What Happens When We All Just Prompt UIs?
Tools like V0, Lovable, and Bolt are changing how we build interfaces. With a short prompt, we get full, working UIs—styled, responsive, even componentized. It’s fast. It’s undeniably powerful. But it also raises uncomfortable questions.
But...
“When we all prompt UIs, are we designing or just remixing the past?”
The pitch is always speed. And sure, these tools accelerate iteration in ways that are hard to ignore. But I’m left wondering: what’s the tradeoff?
Do we depriorotizing innovation in exchange for convenience?
Are we drifting into a monoculture of “prompted design” where every app starts to feel the same?
And if the output is based on scraped historical patterns… whose past are we remixing?
As a designer, I’m both excited and uneasy. Prompt-based workflows are a productivity unlock, but they can quickly become a crutch. Without intentional constraints, we risk generating safe, average, frictionless UIs that lack soul. Accessibility, clarity, and usability might be there, but not because someone obsessed about the details. Because someone prompted the defaults.
That’s not inherently bad. But it shifts what “craft” means.
We need to ask: are we evolving the craft or outsourcing it to a statistical model trained on whats already existing?

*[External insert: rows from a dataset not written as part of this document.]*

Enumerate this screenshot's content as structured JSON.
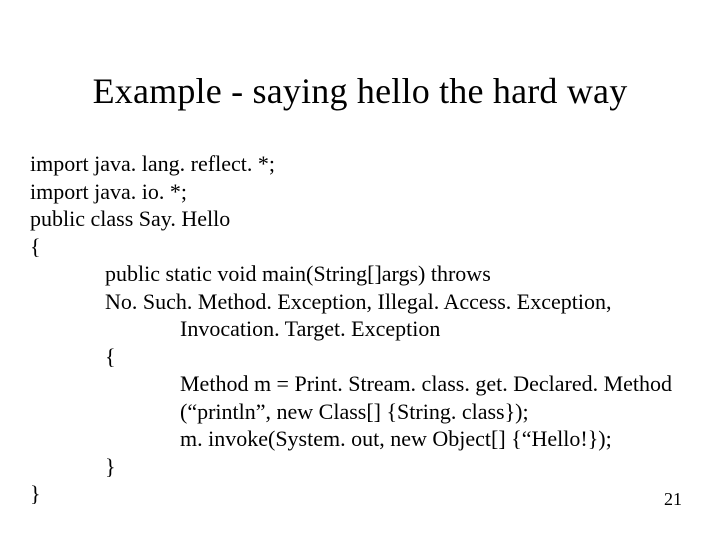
{
  "title": "Example - saying hello the hard way",
  "code": {
    "l1": "import java. lang. reflect. *;",
    "l2": "import java. io. *;",
    "l3": "public class Say. Hello",
    "l4": "{",
    "l5": "public static void main(String[]args) throws",
    "l6": "No. Such. Method. Exception, Illegal. Access. Exception,",
    "l7": "Invocation. Target. Exception",
    "l8": "{",
    "l9": "Method m = Print. Stream. class. get. Declared. Method",
    "l10": "(“println”, new Class[] {String. class});",
    "l11": "m. invoke(System. out, new Object[] {“Hello!});",
    "l12": "}",
    "l13": "}"
  },
  "page_number": "21"
}
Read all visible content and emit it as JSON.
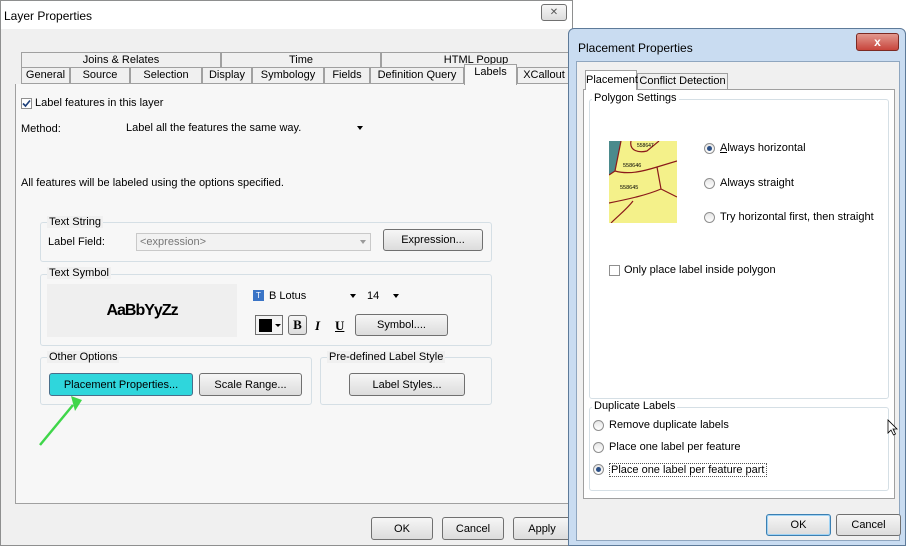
{
  "layer_dialog": {
    "title": "Layer Properties",
    "tabs_top": [
      "Joins & Relates",
      "Time",
      "HTML Popup"
    ],
    "tabs_bottom": [
      "General",
      "Source",
      "Selection",
      "Display",
      "Symbology",
      "Fields",
      "Definition Query",
      "Labels",
      "XCallout"
    ],
    "active_tab": "Labels",
    "label_features_checkbox": "Label features in this layer",
    "label_features_checked": true,
    "method_label": "Method:",
    "method_value": "Label all the features the same way.",
    "info_text": "All features will be labeled using the options specified.",
    "text_string_group": "Text String",
    "label_field_label": "Label Field:",
    "label_field_value": "<expression>",
    "expression_button": "Expression...",
    "text_symbol_group": "Text Symbol",
    "preview_text": "AaBbYyZz",
    "font_name": "B Lotus",
    "font_size": "14",
    "bold": "B",
    "italic": "I",
    "underline": "U",
    "symbol_button": "Symbol....",
    "other_options_group": "Other Options",
    "placement_button": "Placement Properties...",
    "scale_range_button": "Scale Range...",
    "predefined_group": "Pre-defined Label Style",
    "label_styles_button": "Label Styles...",
    "ok": "OK",
    "cancel": "Cancel",
    "apply": "Apply",
    "close_glyph": "✕"
  },
  "placement_dialog": {
    "title": "Placement Properties",
    "close_glyph": "x",
    "tabs": [
      "Placement",
      "Conflict Detection"
    ],
    "polygon_settings": "Polygon Settings",
    "map_labels": [
      "558647",
      "558646",
      "558645"
    ],
    "radio_horizontal": "Always horizontal",
    "radio_straight": "Always straight",
    "radio_try": "Try horizontal first, then straight",
    "polygon_radio_selected": "Always horizontal",
    "only_inside": "Only place label inside polygon",
    "duplicate_group": "Duplicate Labels",
    "dup_remove": "Remove duplicate labels",
    "dup_per_feature": "Place one label per feature",
    "dup_per_part": "Place one label per feature part",
    "dup_selected": "Place one label per feature part",
    "ok": "OK",
    "cancel": "Cancel"
  },
  "colors": {
    "placement_button_bg": "#2fd6dc",
    "arrow": "#3fd64a",
    "map_fill": "#f4f18a",
    "map_outline": "#8b1a1a",
    "map_water": "#4b8a8c",
    "title_red": "#c8453c"
  }
}
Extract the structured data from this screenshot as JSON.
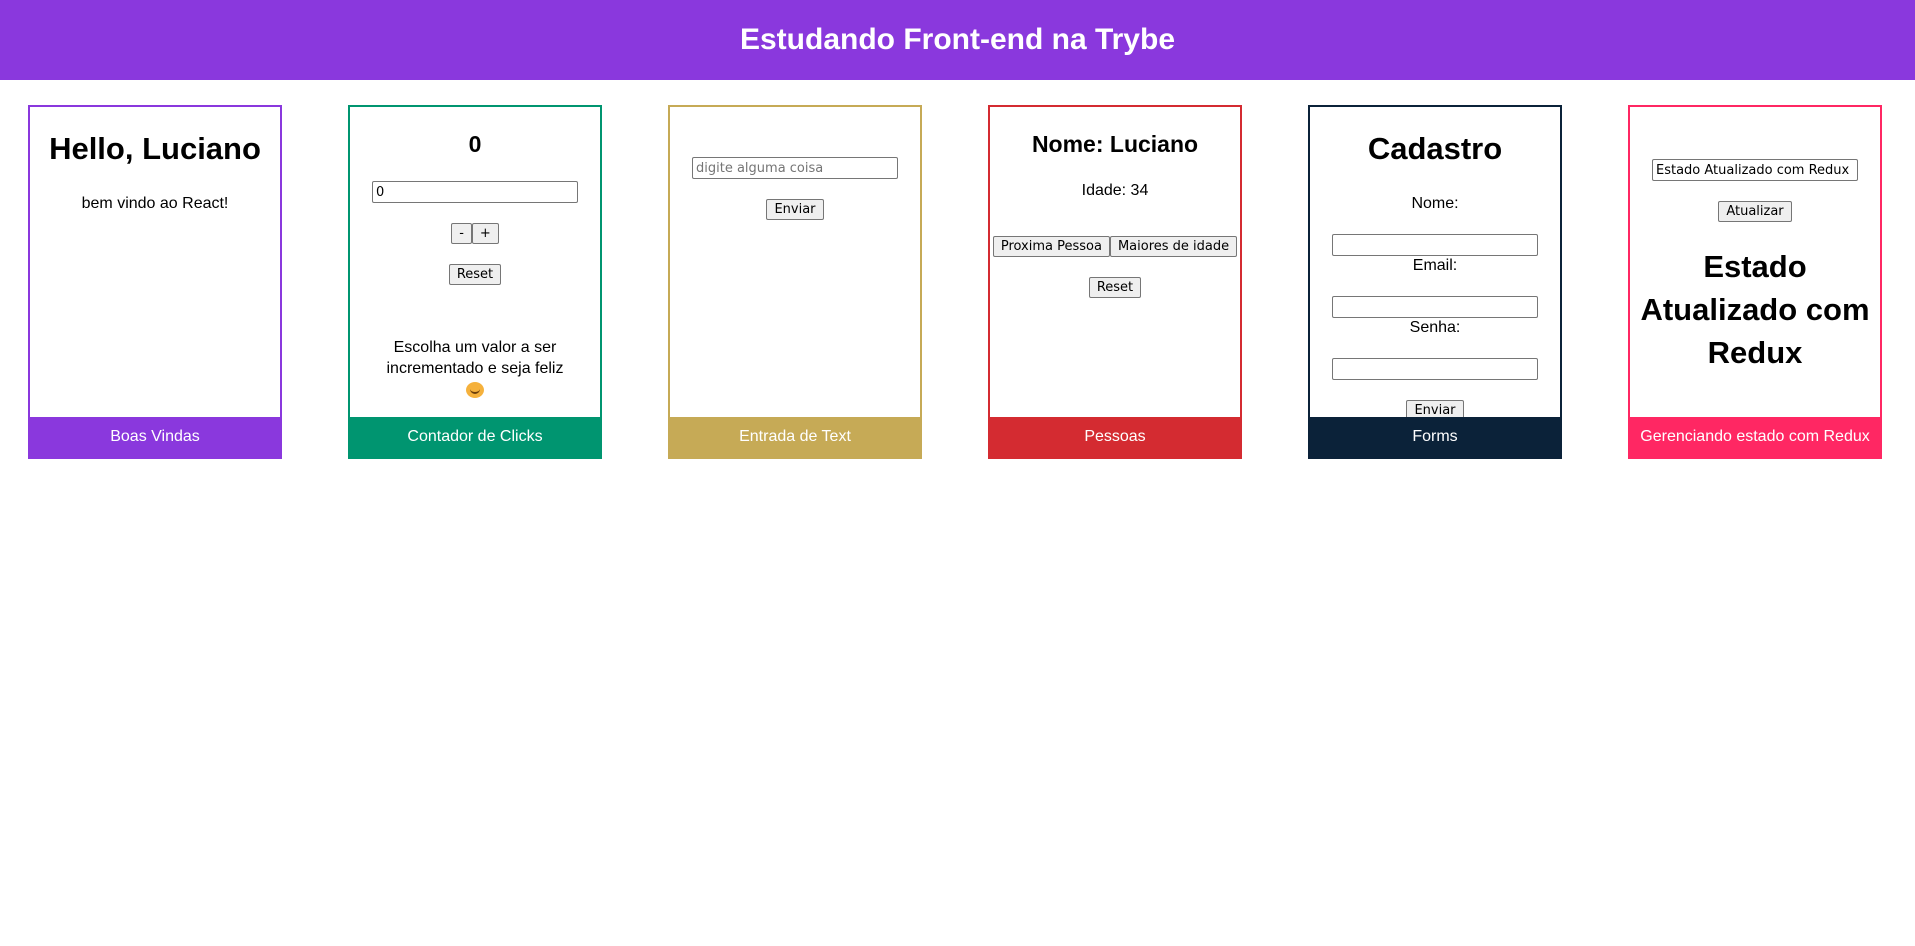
{
  "header": {
    "title": "Estudando Front-end na Trybe"
  },
  "cards": {
    "boas_vindas": {
      "heading": "Hello, Luciano",
      "text": "bem vindo ao React!",
      "footer": "Boas Vindas",
      "color": "#8a38dd"
    },
    "contador": {
      "count": "0",
      "input_value": "0",
      "minus_label": "-",
      "plus_label": "+",
      "reset_label": "Reset",
      "message": "Escolha um valor a ser incrementado e seja feliz",
      "emoji": "hugging-face-icon",
      "footer": "Contador de Clicks",
      "color": "#009570"
    },
    "entrada_texto": {
      "placeholder": "digite alguma coisa",
      "send_label": "Enviar",
      "footer": "Entrada de Text",
      "color": "#c6aa56"
    },
    "pessoas": {
      "name": "Nome: Luciano",
      "age": "Idade: 34",
      "next_label": "Proxima Pessoa",
      "adults_label": "Maiores de idade",
      "reset_label": "Reset",
      "footer": "Pessoas",
      "color": "#d42b31"
    },
    "forms": {
      "heading": "Cadastro",
      "name_label": "Nome:",
      "email_label": "Email:",
      "password_label": "Senha:",
      "submit_label": "Enviar",
      "footer": "Forms",
      "color": "#0b2239"
    },
    "redux": {
      "input_value": "Estado Atualizado com Redux",
      "update_label": "Atualizar",
      "state_text": "Estado Atualizado com Redux",
      "footer": "Gerenciando estado com Redux",
      "color": "#ff2763"
    }
  }
}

Because if every design starts with “Make me a modern SaaS dashboard with a clean aesthetic”… we might just be building the same thing, over and over again, in slightly different wrappers.
I know where I stand.
For a lot of use-cases we don't need to reinvent the wheel. Standardized patterns and components go a long way. But still sketching, ideating and iterating outside prompting is extremely important to find the best possible experience for users.